MIAMI — Boeing revealed the first look of a fully assembled, non-flying 777-9X, which will be used to perform all the static testing to verify the design’s
The tremendously large airplane—longer than the Airbus A380, A340-600, and younger sibling, 777-300(ER)—came out of the assembly line with its all-new wingtips folded and without a tail and engines.
The hinged wingtips, which is a new feature for the 777X, will measure 12 feet alone, with locking pins to prevent them from folding during flight.
When the wingtips are deployed in operational mode, the plane boasts the widest wingspan (235 feet, five inches) of any aircraft Boeing has produced in its 99-year history.
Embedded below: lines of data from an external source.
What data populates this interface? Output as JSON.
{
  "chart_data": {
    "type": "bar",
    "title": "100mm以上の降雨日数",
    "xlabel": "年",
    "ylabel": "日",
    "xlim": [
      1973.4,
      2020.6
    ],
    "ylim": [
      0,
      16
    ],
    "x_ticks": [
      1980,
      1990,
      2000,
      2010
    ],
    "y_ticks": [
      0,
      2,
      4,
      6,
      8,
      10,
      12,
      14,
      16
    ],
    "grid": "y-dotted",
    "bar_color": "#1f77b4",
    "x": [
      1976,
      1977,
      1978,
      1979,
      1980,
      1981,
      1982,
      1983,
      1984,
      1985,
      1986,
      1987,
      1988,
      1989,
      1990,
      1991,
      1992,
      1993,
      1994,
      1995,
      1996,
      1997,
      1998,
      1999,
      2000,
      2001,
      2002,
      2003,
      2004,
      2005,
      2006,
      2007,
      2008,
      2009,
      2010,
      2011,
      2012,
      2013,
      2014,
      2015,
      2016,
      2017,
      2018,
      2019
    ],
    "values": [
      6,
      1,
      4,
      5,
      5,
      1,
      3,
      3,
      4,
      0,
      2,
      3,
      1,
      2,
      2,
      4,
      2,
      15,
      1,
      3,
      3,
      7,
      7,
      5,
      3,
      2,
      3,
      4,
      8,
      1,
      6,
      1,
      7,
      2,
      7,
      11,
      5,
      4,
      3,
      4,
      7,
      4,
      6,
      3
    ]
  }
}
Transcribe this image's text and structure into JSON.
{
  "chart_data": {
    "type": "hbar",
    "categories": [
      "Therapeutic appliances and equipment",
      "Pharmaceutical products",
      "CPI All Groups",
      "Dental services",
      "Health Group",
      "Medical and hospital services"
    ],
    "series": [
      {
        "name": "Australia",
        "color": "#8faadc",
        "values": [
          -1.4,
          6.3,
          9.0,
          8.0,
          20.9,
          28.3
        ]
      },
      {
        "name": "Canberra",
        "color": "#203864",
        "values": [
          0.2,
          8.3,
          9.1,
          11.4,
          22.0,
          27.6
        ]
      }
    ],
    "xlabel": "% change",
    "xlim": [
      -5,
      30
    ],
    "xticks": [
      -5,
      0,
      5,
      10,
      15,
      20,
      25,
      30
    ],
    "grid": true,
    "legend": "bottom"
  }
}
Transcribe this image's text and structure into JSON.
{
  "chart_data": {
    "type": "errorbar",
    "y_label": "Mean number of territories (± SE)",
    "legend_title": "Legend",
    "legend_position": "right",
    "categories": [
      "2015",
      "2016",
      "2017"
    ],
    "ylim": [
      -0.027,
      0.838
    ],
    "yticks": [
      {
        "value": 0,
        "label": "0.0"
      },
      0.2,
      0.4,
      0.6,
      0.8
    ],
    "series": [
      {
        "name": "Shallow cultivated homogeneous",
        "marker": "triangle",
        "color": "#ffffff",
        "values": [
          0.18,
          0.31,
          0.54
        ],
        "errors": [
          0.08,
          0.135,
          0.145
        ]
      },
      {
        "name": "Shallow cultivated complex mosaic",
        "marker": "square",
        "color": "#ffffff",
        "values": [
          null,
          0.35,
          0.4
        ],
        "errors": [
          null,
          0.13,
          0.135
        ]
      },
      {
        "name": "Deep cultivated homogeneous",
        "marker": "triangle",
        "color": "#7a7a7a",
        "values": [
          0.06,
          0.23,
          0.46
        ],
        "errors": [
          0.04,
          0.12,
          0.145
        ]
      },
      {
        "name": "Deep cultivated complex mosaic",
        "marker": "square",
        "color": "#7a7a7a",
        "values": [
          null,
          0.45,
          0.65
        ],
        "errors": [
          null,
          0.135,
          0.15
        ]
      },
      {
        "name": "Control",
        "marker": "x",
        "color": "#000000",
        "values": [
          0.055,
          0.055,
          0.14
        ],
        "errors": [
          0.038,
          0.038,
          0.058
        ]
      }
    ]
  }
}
This particular airframe is to undergo one year of static testing on the ground before further testbeds are allowed in the skies.
The 777-9X must complete tests on its structural strength and the accuracy of its design.
“Static test is our opportunity to verify the design of the structure and load bearing components of the airplane, ensuring the final product is safe for our customers and the flying public,” said Doreen Bingo, Boeing’s Test and Evaluation 777X Test Program Manager.
“Using a full-scale airplane, we’ll run various load conditions on the wings, gears, the struts, and the fuselage.”
The aircraft is expected to debut in 2020, with it aiming to seat between 350 and 425 passengers.
Boeing is aiming to produce a cost efficiency of 10% lower than the Airbus A350-1000.
Although most of the Boeing 777-9X is already visible, it will be fascinating to see what the plane will look like when its massive engines and tail are installed.